Israeli Study Shows Pfizer’s COVID Pill Has No Benefit in Young Adults

WASHINGTON (AP) — Pfizer’s COVID-19 tablet appears to bring little or no advantage to young adults, while reducing the threat of hospitalization and death in high-risk seniors, according to a giant released Wednesday.

The effects of an Israeli study of 109,000 patients are likely to renew questions about the U. S. government’s use of Paxlovid. In the U. S. , it has become the gold folk remedy for COVID-19 due to its comfort at home. Biden’s management has spent more than $10 billion. buy the drug and make it available in thousands of pharmacies through their testing and treatment initiative.

The researchers found that Paxlovid reduced hospitalizations in other people age 65 and older by about 75% when given some time after infection. This is consistent with the above effects used to license the drug in the United States and other countries.

But other people in their 40s and 65s didn’t see any measurable benefits, according to research from medical records.

The study has limitations because of its design, which collected data from a large Israeli fitness formula rather than enrolling patients in a randomized study with one organization: the popular gold for medical research.

The findings reflect the changing nature of the pandemic, in which the vast majority of people already have some coverage against the virus through vaccination or a past infection. For young adults, in particular, this particularly reduces the threat of severe COVID-19 headaches. The Centers for Disease Control and Prevention recently estimated that 95% of Americans over the age of 16 have acquired some point of immunity to the virus.

“Paxlovid will continue to be vital for others with the maximum threat of severe COVID-19, such as the elderly and those with weakened immune systems,” said Dr. David Boulware, a researcher and physician at the University of Minnesota, who was not worried. in the studio. ” But for the vast majority of Americans who are now eligible, it doesn’t have many benefits. “

A Pfizer spokesman declined to comment on the findings, which were published in the New England Journal of Medicine.

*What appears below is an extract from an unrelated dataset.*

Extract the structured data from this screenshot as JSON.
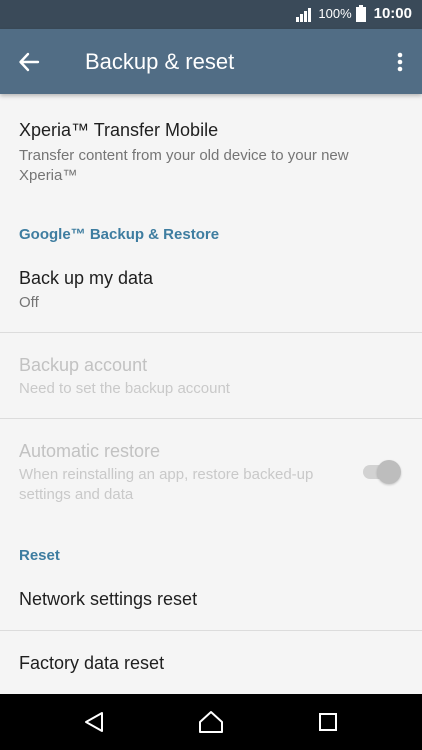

The U. S. Food and Drug AdministrationThe U. S. Department of Homeland Security legalized Paxlovid expired last year for adults and youth 12 years of age and older at high risk due to situations such as obesity, diabetes and downtown disease. More than 42% of U. S. adults. U. S. americans are obese, accounting for 138 million Americans, according to the CDC.

At the time of the FDA’s decision, there were no features to treat COVID-19 at home, and Paxlovid was thought to be imperative to reducing hospitalizations and deaths at the time of the pandemic’s winter outbreak. The effects of the drug were also much more potent than a tablet from Merck’s competition.

The FDA made its decision on a Pfizer screening in high-risk patients who had not been vaccinated or treated for a previous COVID-19 infection.

“These other people exist, but they are rare because most people have now been vaccinated or infected,” Boulware said.

Pfizer reported earlier this summer that a separate study of Paxlovid in healthy, vaccinated and unvaccinated adults showed significant benefit. These effects have not yet been published in a medical journal.

More than 3. 9 million paxlovid prescriptions have been filled since the drug was authorized, according to federal records. One treatment consists of 3 pills twice a day for five days.

A White House spokesman on Wednesday pointed to several recent reports suggesting Paxlovid is helping others 50 and older get hospitalized. The studies were not published in peer-reviewed journals.

“The threat of serious consequences from COVID is gradual, and the developing evidence framework shows that other people between the ages of 50 and 64 can also gain advantages from Paxlovid,” Munoz said in an emailed statement.

Administration officials have been striving for months to increase the use of Paxlovid, opening thousands of sites where patients who test positive can fill a prescription. Last month, U. S. officials said they were in the process of being able to do so. The U. S. Department of Homeland Security expanded further by allowing pharmacists to prescribe the drug.

The White House recently signaled that it would possibly soon avoid purchasing COVID-19 vaccines, drugs and testing, shifting the duty to the personal insurance market. Paxlovid.